Em uma das primeiras cenas do filme “A filha perdida” (Netflix, 2021) me chamou a atenção a fala em que o homem que recepciona a personagem principal em seu destino de férias, constatado seu atraso, pergunta a ela se havia trânsito saindo de Corinto.
É de Corinto que Édipo parte para tentar escapar as profecias que o aterrorizam ao colocar em seu destino a marca do parricídio e do incesto, mas é justo ao que sua fuga o leva. Parte incerto para seu exílio, guiado apenas pelas estrelas, diz ele.
Essa lembrança me leva a olhar o filme sob a ótica dessa mulher que tenta se desligar de sua rotina, como costumamos apostar ao sair de férias. Sempre nos esquecendo que é impossível fugirmos de nós mesmos.
O que se inicia como uma praia tranquila, onde ela poderia desfrutar de um isolamento controlado de quem viaja só a uma cidade de veraneio, logo tem sua tranquilidade invadida pela chegada de uma família volumosa e barulhenta.
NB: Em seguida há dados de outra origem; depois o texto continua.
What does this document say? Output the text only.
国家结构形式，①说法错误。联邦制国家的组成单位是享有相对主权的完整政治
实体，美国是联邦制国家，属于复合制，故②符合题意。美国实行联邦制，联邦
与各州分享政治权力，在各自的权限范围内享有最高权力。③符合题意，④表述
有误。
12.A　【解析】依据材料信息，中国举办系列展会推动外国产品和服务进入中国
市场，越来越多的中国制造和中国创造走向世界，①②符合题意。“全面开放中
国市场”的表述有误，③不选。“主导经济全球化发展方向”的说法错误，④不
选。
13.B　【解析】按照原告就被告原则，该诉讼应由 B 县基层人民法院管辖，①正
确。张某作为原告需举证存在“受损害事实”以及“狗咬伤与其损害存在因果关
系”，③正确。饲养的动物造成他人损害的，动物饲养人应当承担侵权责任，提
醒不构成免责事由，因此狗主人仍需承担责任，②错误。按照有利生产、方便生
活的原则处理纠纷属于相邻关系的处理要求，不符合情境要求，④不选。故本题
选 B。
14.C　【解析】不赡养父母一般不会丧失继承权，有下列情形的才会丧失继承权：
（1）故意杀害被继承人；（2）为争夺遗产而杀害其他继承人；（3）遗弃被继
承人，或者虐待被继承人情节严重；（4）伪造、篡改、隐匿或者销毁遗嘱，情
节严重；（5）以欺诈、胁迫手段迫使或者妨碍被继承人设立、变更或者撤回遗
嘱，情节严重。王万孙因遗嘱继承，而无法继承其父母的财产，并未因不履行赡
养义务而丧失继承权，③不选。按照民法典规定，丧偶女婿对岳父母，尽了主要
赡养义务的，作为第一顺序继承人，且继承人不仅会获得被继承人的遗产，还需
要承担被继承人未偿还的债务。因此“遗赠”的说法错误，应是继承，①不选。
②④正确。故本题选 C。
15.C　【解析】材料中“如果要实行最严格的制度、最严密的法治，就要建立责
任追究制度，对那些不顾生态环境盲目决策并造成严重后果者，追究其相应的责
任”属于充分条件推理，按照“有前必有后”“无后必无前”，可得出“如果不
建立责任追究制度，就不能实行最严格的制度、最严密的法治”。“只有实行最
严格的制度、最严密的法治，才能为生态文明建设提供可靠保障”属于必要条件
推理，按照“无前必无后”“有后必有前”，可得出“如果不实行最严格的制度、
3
O primeiro contato que as mulheres dessa família fazem é recebido por ela com a distância de quem diz não ter a obrigação de ceder à obviedade de se submeter aos caprichos delas pelo fato de estar só.
A família que ela tenta aparentemente ignorar acaba sendo foco de sua atenção, fornecendo elementos que fazem com que vá recordando sua história e mais especificamente da relação com uma de suas filhas. A tensão criada no convívio forçado na praia inicia toda uma série de questionamentos vividos em seu casamento.
As questões sobre a maternidade se acentuam na trama representadas pela boneca de uma das crianças dessa grande família. Vendo uma discussão intensa dos pais a menina se descontrola e acaba por se perder e sua boneca some. A personagem principal assistindo a cena vai, em suas lembranças, revelando sua luta com a maternidade, o casamento e os desejos que não cabem no ideal de uma mãe sempre disponível, ao qual se sentia convocada. Quando nos damos conta ela havia pegado a boneca da menina e levado consigo.
Seu destino de férias é invadido por seus conflitos pessoais que impõem uma dinâmica inesperada que acabam por marcar esses dias com aquilo que ela tinha de mais íntimo. O convívio é recebido entre a proximidade e a agressividade que surgem quando ela tenta reestabelecer e resguardar sua intimidade. A relação experimentada por essa mãe assolada pelo remorso a leva a imprimir marcas de suas questões e de seus sofrimentos na criança que perdeu a boneca e em sua família.
Assim como Édipo que busca fugir do enigma de sua história, mas acaba se deparando com ele, vemos no filme essa mãe que é convidada a reviver em suas férias cada passo de sua história. A filha perdida é reencontrada sempre nessa dupla inscrição que nasce entre o possível e o ideal explicitando sua relação com as escolhas e a culpa que vai atualizando seus conflitos em cada passo vivido nessa ilha. Ela cuida da boneca roubada, a limpa, compra roupinhas novas, repetindo seu sofrimento entre aquela que cuida, mas também faz sofrer uma filha.
A ideia de Freud é justamente a de que frente aos nossos conflitos internos, satisfações não autorizadas a serem vividas conscientemente acabem por buscar outras formas de satisfação substitutivas. E que nossa batalha é sempre tentar um melhor desfecho compatível com a vida, frente aos nossos conflitos.